A hashed wheel timer is implemented as a vector of "slots" that represent time slices. The default slot size is 100ms. As time progresses, the timer walks over each slot and looks in the slot to find all timers that are due to expire. When the timer reaches the end of the vector, it starts back at the beginning.

Given the fact that the timer operates in ticks, a timeout can only be as precise as the tick duration. If the tick size is 100ms, any timeout request that falls within that 100ms slot will be triggered at the same time.

A timer is assigned to a slot by taking the expiration instant and assigning it to a slot, factoring in wrapping. When there are more than one timeouts assigned to a given slot, they are stored in a linked list.

This structure allows constant time timer operations as long as timeouts don't collide. In other words, if two timeouts are set to expire at exactly num-slots * tick-duration time apart, they will be assigned to the same bucket.

The best way to avoid collisions is to ensure that no timeout is set that is for greater than num-slots * tick-duration into the future.

A timer can be configured with Builder.

Runtime details

When creating a timer, a thread is spawned. The timing details are managed on this thread. When Timer::set_timeout is called, a request is sent to the thread over a bounded channel.

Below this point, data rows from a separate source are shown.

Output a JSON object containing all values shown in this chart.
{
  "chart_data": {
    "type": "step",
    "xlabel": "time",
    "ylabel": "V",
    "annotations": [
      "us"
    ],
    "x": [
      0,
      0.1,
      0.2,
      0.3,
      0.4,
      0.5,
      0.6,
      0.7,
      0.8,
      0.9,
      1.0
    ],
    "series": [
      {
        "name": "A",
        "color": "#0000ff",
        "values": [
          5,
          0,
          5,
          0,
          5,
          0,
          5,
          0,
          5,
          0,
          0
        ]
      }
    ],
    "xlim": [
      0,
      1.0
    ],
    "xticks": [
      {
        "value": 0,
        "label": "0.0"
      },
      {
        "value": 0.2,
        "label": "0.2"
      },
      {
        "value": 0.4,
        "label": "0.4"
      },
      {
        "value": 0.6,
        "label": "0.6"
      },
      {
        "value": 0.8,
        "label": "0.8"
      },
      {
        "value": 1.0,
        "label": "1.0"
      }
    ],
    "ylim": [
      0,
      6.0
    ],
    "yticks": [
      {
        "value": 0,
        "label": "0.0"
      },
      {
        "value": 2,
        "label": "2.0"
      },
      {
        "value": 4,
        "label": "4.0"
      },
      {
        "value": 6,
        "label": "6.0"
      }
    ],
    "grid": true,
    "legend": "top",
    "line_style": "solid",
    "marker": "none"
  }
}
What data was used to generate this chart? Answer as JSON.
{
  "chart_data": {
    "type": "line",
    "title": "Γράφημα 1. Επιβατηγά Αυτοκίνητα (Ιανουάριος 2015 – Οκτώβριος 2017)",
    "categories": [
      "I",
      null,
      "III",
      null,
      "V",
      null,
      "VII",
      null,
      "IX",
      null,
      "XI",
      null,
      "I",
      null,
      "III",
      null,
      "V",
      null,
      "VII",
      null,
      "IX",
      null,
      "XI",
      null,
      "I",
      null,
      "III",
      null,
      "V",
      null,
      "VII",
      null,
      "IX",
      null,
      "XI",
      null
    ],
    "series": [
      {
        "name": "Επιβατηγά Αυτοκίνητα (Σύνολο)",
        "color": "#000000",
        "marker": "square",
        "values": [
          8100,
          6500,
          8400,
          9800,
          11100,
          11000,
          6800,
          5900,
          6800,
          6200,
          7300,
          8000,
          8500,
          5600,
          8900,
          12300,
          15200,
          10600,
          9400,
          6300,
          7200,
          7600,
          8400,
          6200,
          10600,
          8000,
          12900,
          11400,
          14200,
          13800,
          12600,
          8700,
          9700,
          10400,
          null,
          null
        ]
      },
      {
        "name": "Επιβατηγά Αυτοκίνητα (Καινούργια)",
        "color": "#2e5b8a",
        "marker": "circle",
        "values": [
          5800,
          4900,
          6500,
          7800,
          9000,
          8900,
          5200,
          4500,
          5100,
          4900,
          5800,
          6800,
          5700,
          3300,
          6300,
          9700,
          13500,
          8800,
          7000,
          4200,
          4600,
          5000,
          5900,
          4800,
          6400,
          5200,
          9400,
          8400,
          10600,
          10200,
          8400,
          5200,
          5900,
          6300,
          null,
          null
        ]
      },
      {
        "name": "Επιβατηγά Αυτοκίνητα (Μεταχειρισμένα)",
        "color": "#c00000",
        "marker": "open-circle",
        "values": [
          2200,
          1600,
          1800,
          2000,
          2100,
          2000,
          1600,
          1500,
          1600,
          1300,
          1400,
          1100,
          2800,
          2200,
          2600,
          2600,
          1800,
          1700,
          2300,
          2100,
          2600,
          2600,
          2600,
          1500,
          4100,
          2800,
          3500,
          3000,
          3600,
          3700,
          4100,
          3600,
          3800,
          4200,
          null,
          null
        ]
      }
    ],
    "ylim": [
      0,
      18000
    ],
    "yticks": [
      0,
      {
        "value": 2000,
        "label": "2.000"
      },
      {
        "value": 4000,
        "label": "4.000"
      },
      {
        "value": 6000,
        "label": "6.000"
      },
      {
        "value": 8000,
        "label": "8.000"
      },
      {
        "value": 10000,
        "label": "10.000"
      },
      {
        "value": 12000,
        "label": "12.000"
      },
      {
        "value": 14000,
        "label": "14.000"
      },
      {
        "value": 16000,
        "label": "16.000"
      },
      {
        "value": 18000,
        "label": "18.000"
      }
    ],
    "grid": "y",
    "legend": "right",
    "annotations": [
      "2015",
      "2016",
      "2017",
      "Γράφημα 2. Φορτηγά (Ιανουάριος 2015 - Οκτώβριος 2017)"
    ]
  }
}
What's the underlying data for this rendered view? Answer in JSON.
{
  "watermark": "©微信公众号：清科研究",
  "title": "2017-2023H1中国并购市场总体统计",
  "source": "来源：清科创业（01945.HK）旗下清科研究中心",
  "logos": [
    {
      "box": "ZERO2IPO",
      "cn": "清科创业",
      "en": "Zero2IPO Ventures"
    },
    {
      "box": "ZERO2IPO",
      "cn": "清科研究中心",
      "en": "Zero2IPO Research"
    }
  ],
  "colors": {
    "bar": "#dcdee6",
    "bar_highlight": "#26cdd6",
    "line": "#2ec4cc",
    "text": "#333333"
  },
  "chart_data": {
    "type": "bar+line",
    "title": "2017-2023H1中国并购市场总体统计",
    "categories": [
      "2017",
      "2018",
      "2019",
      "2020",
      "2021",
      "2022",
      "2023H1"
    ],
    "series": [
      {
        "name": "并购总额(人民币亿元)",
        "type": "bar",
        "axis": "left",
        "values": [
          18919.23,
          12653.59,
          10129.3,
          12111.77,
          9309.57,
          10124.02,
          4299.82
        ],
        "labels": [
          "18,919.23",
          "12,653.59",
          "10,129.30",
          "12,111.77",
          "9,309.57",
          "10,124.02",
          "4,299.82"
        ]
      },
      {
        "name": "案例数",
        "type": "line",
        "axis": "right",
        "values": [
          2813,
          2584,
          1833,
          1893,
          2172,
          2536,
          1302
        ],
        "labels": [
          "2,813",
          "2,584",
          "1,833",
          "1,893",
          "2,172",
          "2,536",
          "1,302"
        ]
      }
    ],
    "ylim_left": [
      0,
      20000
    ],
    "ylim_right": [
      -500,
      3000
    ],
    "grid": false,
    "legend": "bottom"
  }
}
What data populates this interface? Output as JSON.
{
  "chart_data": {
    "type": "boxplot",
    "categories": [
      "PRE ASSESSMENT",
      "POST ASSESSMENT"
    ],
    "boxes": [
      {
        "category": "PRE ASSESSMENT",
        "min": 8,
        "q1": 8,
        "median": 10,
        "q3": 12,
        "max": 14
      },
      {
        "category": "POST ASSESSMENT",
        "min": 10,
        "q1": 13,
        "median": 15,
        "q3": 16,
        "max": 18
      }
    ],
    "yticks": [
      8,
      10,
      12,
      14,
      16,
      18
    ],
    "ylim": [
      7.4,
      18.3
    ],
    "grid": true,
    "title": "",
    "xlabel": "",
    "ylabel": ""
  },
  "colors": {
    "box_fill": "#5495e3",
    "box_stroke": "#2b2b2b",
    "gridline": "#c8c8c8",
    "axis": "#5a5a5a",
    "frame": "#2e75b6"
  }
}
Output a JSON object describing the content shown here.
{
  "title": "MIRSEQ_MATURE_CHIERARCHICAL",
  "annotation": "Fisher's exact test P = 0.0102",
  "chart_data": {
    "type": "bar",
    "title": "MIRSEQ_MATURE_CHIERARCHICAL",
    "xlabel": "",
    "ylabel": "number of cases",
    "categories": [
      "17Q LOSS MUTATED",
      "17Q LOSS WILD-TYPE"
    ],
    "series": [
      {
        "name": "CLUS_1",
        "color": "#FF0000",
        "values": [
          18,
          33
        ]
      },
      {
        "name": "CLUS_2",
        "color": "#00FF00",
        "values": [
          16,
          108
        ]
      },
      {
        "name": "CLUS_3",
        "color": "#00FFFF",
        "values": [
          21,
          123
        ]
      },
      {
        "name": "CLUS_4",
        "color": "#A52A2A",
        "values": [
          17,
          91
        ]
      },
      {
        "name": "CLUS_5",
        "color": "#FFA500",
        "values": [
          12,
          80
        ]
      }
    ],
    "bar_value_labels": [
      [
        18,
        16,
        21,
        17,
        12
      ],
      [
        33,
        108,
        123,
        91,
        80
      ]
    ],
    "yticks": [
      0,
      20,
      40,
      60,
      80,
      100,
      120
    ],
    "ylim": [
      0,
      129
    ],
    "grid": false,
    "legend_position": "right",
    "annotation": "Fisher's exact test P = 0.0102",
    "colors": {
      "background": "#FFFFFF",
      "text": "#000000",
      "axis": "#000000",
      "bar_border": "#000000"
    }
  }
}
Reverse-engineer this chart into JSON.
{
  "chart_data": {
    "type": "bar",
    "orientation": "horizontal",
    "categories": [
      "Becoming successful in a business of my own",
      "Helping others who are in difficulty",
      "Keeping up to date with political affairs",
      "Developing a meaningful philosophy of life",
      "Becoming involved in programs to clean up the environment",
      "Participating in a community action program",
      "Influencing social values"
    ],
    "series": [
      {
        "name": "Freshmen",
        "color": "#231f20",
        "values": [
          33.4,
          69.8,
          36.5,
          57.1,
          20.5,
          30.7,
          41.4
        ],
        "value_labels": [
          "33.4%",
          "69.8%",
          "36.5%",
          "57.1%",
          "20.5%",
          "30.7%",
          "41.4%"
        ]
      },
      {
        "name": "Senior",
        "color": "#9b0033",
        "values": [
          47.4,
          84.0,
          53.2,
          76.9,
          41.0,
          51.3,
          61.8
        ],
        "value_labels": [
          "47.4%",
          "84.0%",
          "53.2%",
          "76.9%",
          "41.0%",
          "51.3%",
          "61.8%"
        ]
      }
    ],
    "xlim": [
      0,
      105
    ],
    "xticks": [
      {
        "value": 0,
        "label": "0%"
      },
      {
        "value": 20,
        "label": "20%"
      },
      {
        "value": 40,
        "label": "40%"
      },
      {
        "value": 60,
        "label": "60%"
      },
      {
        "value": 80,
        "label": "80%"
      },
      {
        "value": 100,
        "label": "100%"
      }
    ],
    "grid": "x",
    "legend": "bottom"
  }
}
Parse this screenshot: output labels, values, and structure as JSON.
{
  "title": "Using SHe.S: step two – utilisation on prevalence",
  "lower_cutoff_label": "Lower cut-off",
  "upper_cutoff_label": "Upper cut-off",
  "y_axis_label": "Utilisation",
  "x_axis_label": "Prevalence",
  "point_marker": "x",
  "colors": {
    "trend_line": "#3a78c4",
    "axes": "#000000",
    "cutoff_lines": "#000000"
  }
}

All storage needed to run the timer is pre-allocated, which means that the timer system is able to run without any runtime allocations. The one exception would be if the timer's max_capacity is larger than the initial_capacity, in which case timeout storage is allocated in chunks as needed. Timeout storage can grow but never shrink.

Structs

Builder

Configures and builds a Timer

Interval

A stream representing notifications at fixed interval

Sleep

A Future that does nothing and completes after the requested duration

Timeout

Allows a given Future to execute for a max duration

TimeoutStream

Allows a given Stream to take a max duration to yield the next value.

Timer

A facility for scheduling timeouts

Enums

TimeoutError

The error type for timeout operations.

TimerError

The error type for timer operations.

Functions

wheel

Configure and build a Timer backed by a hashed wheel.